“Maxel, Ishbel, I am glad to see you.” Josia beckoned them up to the fifth level of the Twisted Tower where he had managed to clear a space and find some chairs for them to sit on. “Ishbel, Maxel told you why I wanted to see you?”
“Yes,” Ishbel said, seating herself. “Hairekeep is stuffed full of souls, whom we need to release. Or are they as yet alive, Josia?”
“Alive,” Josia said, giving a smile that lightened his normally serious face. “They are people still alive. In torment of spirit, but alive. Many, many tens of thousands of them.”
“In Hairekeep?” Maximilian said. “It is big, yes, but —”
“It has altered, grossly so,” Josia said. “It now pulsates with the power of the One. Nothing you could do would ever murder him, Ishbel. He lives. Where, I have no idea. But he lives, and doubtless spends his time plotting your own murders.”
Ishbel bridled a little at the “nothing you could do would ever murder him, Ishbel”, but let it go. Josia had reason enough not to have kept up with the social niceties after his time spent locked inside the Weeper.
“What can we do, Josia?” she said.
“Look,” Josia said. “I have done a rough sketch of the fort as I have seen it from the window on the top level. I could take you there, but .”
“We would die, I know that, Josia,” Ishbel said, bending forward to look at the paper Josia had produced. “Maxel! That looks a little like the Twisted Tower!”
“A parody of the Twisted Tower,” Maximilian said. “It is black, and vile.”

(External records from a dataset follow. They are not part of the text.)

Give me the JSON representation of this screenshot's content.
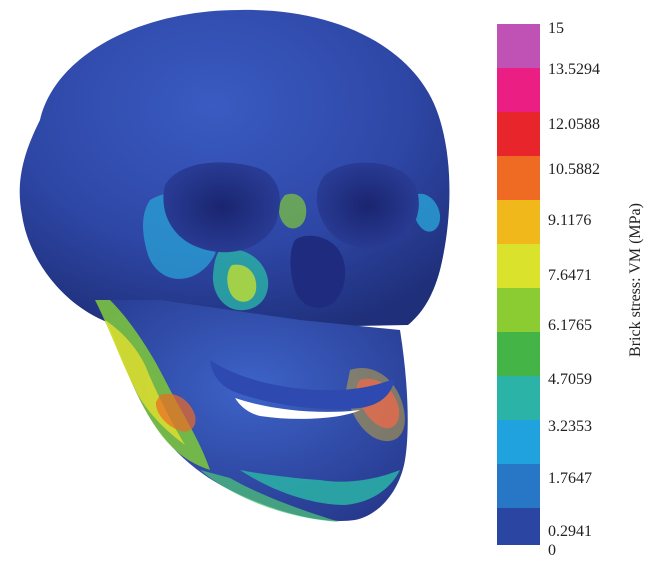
{
  "figure": {
    "image_subject": "skull",
    "legend": {
      "title": "Brick stress: VM (MPa)",
      "ticks": [
        "15",
        "13.5294",
        "12.0588",
        "10.5882",
        "9.1176",
        "7.6471",
        "6.1765",
        "4.7059",
        "3.2353",
        "1.7647",
        "0.2941",
        "0"
      ],
      "tick_values": [
        15,
        13.5294,
        12.0588,
        10.5882,
        9.1176,
        7.6471,
        6.1765,
        4.7059,
        3.2353,
        1.7647,
        0.2941,
        0
      ],
      "colors": [
        "#c052b5",
        "#ea1e83",
        "#e8252b",
        "#ef6a23",
        "#f1b81c",
        "#dbe22c",
        "#8ccc33",
        "#45b447",
        "#2ab3a6",
        "#1fa2de",
        "#2877c6",
        "#2b45a3"
      ]
    }
  }
}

Josia nodded. “As is the One. This drawing is bad, I know, but it gives you some idea. The ‘fort’ is perhaps five times as large as what you saw when riding past it on your way out of Isembaard, Maxel.”
“What do we do, Josia?” Ishbel said.
“You unwind it, as you did DarkGlass Mountain,” Josia said. “Look,” he drew out another page of sketches and plans, “this is where the key foundation stone lies. Unwind that, and the entire edifice falls apart, freeing those trapped inside.”
“I can’t do it by myself?” Ishbel said.
“For this you will need Maximilian and his power,” Josia said. “You complement each other perfectly. And . . . it may be that the One has reinforced Hairekeep since the destruction of his pyramid. It is better you both enter.”
“Well,” Maximilian said, smiling and squeezing Ishbel’s hand, “I for one am happy enough about that. I thought I would die of fear for Ishbel while waiting for her outside DarkGlass Mountain.”
“Good, then,” Josia said. “How goes your journey eastward?”
“We have left the boat,” Maximilian said, “and had thought we’d need to walk the entire distance to the east coast of Isembaard. But a day into our journey we found a small herd of horses who were as happy to see us as we them. So now we ride, and make good time. Can you imagine such luck?”
Josia beamed. “You must truly be blessed by the gods.”